Equally important is how North Korea interprets the agreement. If unauthorized exit from the country is illegal, then the agreement technically allows North Korean security forces to make representations about any “escaped” individual; such a border-crosser would fall in the “criminal” category. North Korea doesn’t do this all the time as well; there are shifting levels of North Korean acquiescence over time. But the possibility that North Korea could cooperate with Chinese authorities to track down illegal border crossers is always there, again contributing to the insecurity of North Koreans in China.
From The Protocol between the PRC Ministry of Public Security and the DPRK Social Safety Ministry for Mutual Cooperation in Safeguarding National Security and Social Order in Border Areas, 9 June 1964
The two sides will cooperate to prevent illegal border crossings.
(1) Those who do not hold legal documents or have used a crossing point not specified in the documents will be treated as illegal border crossers. However, those who were forced to cross the border as a result of a disaster will not be treated as illegal border crossers.
(2) Illegal border crossers will be returned to the other side with information on their identity and specific situation. However, if [illegal border crossers] commit crimes after crossing the border, then they can be legally handled according to the laws of the country where the crime was committed. The other side should be notified of such situations.
The two sides will actively cooperate in the struggle against criminals.

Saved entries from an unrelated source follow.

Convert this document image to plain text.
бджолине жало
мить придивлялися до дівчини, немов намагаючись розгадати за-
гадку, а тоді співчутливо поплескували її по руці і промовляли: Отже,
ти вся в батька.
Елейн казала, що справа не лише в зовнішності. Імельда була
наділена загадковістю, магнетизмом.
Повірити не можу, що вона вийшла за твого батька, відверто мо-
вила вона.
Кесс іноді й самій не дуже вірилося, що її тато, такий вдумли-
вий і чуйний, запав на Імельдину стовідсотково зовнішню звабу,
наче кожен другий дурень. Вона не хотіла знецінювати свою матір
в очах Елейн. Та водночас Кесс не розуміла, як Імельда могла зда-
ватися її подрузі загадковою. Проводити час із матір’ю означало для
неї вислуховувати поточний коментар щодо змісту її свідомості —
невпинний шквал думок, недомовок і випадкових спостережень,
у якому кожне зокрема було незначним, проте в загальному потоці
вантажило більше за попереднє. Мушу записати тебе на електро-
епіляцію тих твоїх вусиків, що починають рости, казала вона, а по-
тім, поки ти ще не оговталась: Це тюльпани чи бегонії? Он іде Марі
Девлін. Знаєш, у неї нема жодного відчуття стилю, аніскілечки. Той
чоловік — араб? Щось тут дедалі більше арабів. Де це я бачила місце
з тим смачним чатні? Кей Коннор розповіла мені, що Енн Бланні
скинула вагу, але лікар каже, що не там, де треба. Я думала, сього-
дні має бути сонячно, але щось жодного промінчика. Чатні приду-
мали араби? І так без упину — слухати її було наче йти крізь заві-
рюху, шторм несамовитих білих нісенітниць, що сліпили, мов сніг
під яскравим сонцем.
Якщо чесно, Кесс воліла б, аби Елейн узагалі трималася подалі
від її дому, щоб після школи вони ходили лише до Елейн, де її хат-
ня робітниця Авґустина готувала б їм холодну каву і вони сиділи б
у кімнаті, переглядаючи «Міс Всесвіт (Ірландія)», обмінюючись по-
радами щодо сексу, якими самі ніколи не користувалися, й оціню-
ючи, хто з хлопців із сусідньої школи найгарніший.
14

(1) When counterrevolutionaries (including spies, special agents, saboteurs and conspirators) and basic criminals escape across the border, the other side should be notified. The side receiving notification should take necessary measures to provide assistance.
- Elements that cross the border after committing crimes should be returned.
- For criminals that have escaped to the other side, requests can be made for their investigation, arrest, and related materials. If, upon capture, it is discovered that the criminal has committed even more severe crimes within the country of capture, then, following mutual agreement, the criminal can be kept for handling by the country of capture.
(2) Both sides should exchange intelligence materials related to each other’s security work.
- One side can request that the other side conduct an investigation when it is necessary for the handling of criminal cases. The side receiving the request should conduct an investigation and reply as soon as possible.
(3) For cases involving both countries, both countries should be responsible for their own investigations, [but] contact should be strengthened, intelligence should be exchanged, and cooperation should be active.
(4) Materials should be exchanged when hostile class enemies and dangerous criminals cross the border.
(5) When the identities (political background, family, relatives, surrounding environments, ideological tendencies, etc.) of individuals crossing the border remain unclear, then requests can be sent for the other side to conduct an investigation. The side receiving the request should conduct an investigation and respond.
(6) The other side should be notified of border crossings by third country nationals. Information to be sent should include the identity and movements of third country nationals.
(7) While cooperating in the struggle against criminals, issues involving provinces on both sides of the border and other related problems should be handled by the Representatives for Public Security and Safety from both countries. Other issues can be resolved between China’s Ministry of Public Security and [North] Korea’s Social Safety Ministry.